Hello all - been awhile since I've posted, but not a lot, weight wise, to contribute. However, health wise is a different story! I went to work as usual on November 4th and had lunch - I started feeling kind of nauseas and icky, but couldn't quite pinpoint what was wrong. Went to my month GBS meeting in Sacramento with my friend Cathy and kept telling her my stomach wasn't feeling quite right. Well, when I got home, the hubby dropped a bomb on me - he'd been laid off from work that day. So, in my moment of tears and panic, my stomach started hurting even more. I went to bed as usual and woke up around 2am with a burning on my right side and stomach not feeling good. Took a vicodin and went back to sleep. Got up and ate a graham cracker around 6am and then the pain came back 10 fold. Had Lou take me to the ER and they did an ultrasound and said my gall bladder was infected and they were afraid it was going to turn into gangrene. So, at 3pm I was in surgery and at 10pm that night they sent me home! The good news is, I no longer have to worry about the gallstones that I've apparently had for years AND since Lou lost his job, he didn't have to miss any work to stay home and take care of me for a few days. I stayed home the rest of the week and went back to work on the 10th. I was pretty tired, but healing well.
I am hovering between 127 - 129 lbs., which is fine. I'm not focused on hitting that "125" mark any more. I actually feel like I'm getting a little too thin in certain areas although I still have a GUT!! I don't think that is ever going to go away unless I get plastic surgery, which certainly is not an option right now. I am planning on getting to the gym soon, as my friend Traci has asked me to work out with her and I'm tired of Brittany being able to overpower me now since I've lost so much of my muscle because I'm not doing any strength training.

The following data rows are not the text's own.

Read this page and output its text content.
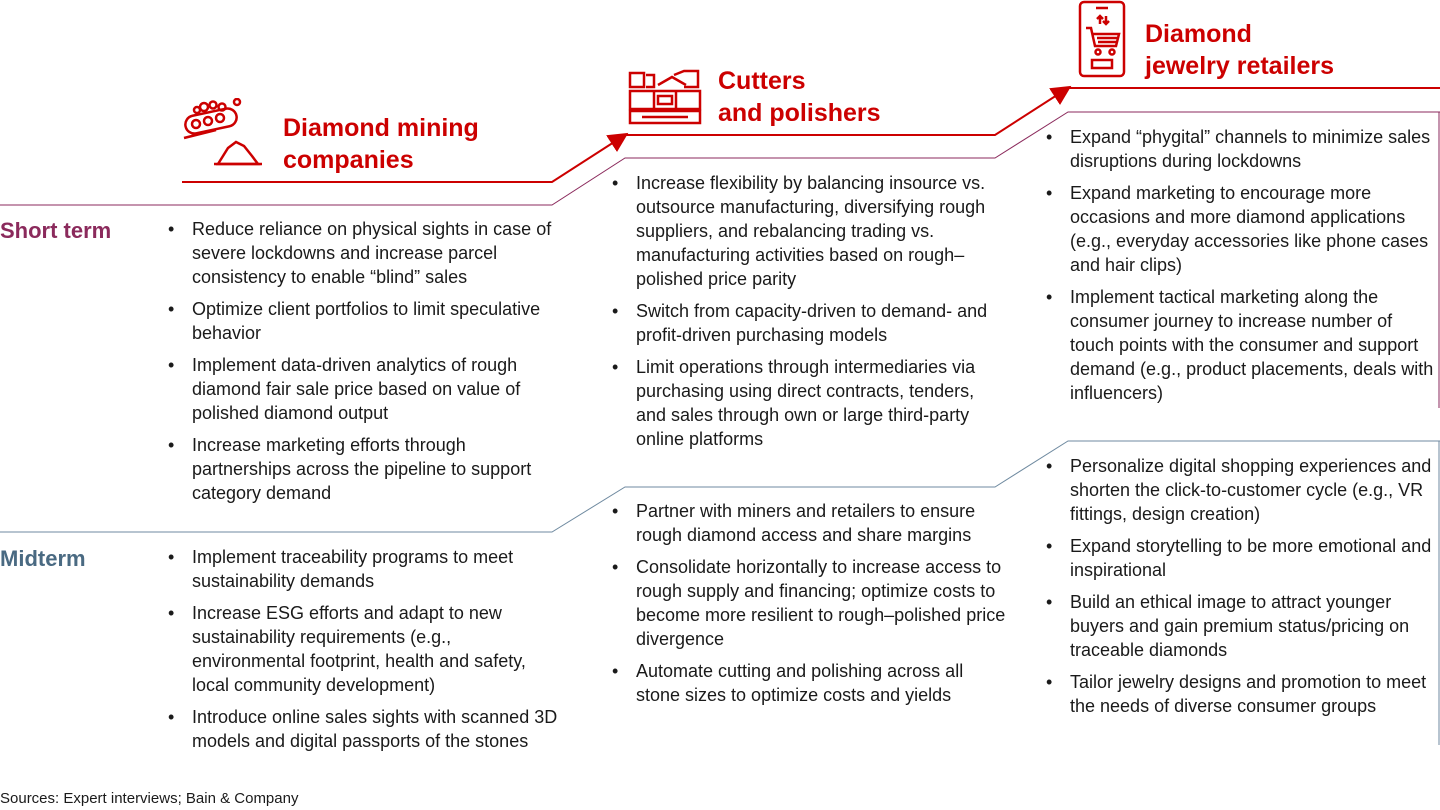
Diamond mining
companies
Cutters
and polishers
Diamond
jewelry retailers
Short term
Midterm
• Reduce reliance on physical sights in case of severe lockdowns and increase parcel consistency to enable “blind” sales
• Optimize client portfolios to limit speculative behavior
• Implement data-driven analytics of rough diamond fair sale price based on value of polished diamond output
• Increase marketing efforts through partnerships across the pipeline to support category demand
• Increase flexibility by balancing insource vs. outsource manufacturing, diversifying rough suppliers, and rebalancing trading vs. manufacturing activities based on rough–polished price parity
• Switch from capacity-driven to demand- and profit-driven purchasing models
• Limit operations through intermediaries via purchasing using direct contracts, tenders, and sales through own or large third-party online platforms
• Expand “phygital” channels to minimize sales disruptions during lockdowns
• Expand marketing to encourage more occasions and more diamond applications (e.g., everyday accessories like phone cases and hair clips)
• Implement tactical marketing along the consumer journey to increase number of touch points with the consumer and support demand (e.g., product placements, deals with influencers)
• Implement traceability programs to meet sustainability demands
• Increase ESG efforts and adapt to new sustainability requirements (e.g., environmental footprint, health and safety, local community development)
• Introduce online sales sights with scanned 3D models and digital passports of the stones
• Partner with miners and retailers to ensure rough diamond access and share margins
• Consolidate horizontally to increase access to rough supply and financing; optimize costs to become more resilient to rough–polished price divergence
• Automate cutting and polishing across all stone sizes to optimize costs and yields
• Personalize digital shopping experiences and shorten the click-to-customer cycle (e.g., VR fittings, design creation)
• Expand storytelling to be more emotional and inspirational
• Build an ethical image to attract younger buyers and gain premium status/pricing on traceable diamonds
• Tailor jewelry designs and promotion to meet the needs of diverse consumer groups
Sources: Expert interviews; Bain & Company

The holidays are quickly approaching and I'm surprised that I'm not stressing at all over what to eat. I know my limits and for the first time ever, I am able to stay within them. I can eat sugar with little recourse, but I don't crave it like I used to. I did have some chocolate pie the other night (about a 1 inch sliver) that was to die for! But, again, I didn't crave it. It was there and I ate it and now its gone (the rest of the family wolfed it down) and I don't miss it. I'm actually craving the roast turkey and mashed potatoes more than anything. And even then, I will focus mostly on the turkey. The rest of the food is for the family that's coming over, not for me. That's the way it usually is anyways. I'm cooking, like always, so it should be fun. And, Britt's got a friend coming over and Brianna's bringing a friend over too. So, I'll have enough people over to keep me entertained. I think I'm even going to make some Margarita's (or daiquiries) for everyone. I figure the more the merrier!! My only regret is that I don't have a dining room in my house - I wish we had a formal room to eat in that had a table big enough to sit 10 people. Oh well, in my next life, when I'm born rich, beautiful AND intelligent - I'll have all that! ha ha
My biggest craving these days is iced tea with splenda. I love sweet tea!! I've even allowed myself the tea that is not decaf, even though we're supposed to only drink decaf and with my heart palpitations, I'm supposed to have decaf. It's a pain in the butt to always have to boil my own, so I get the bottled Tejava tea that's unsweetened. I love it!! It's good stuff maynard!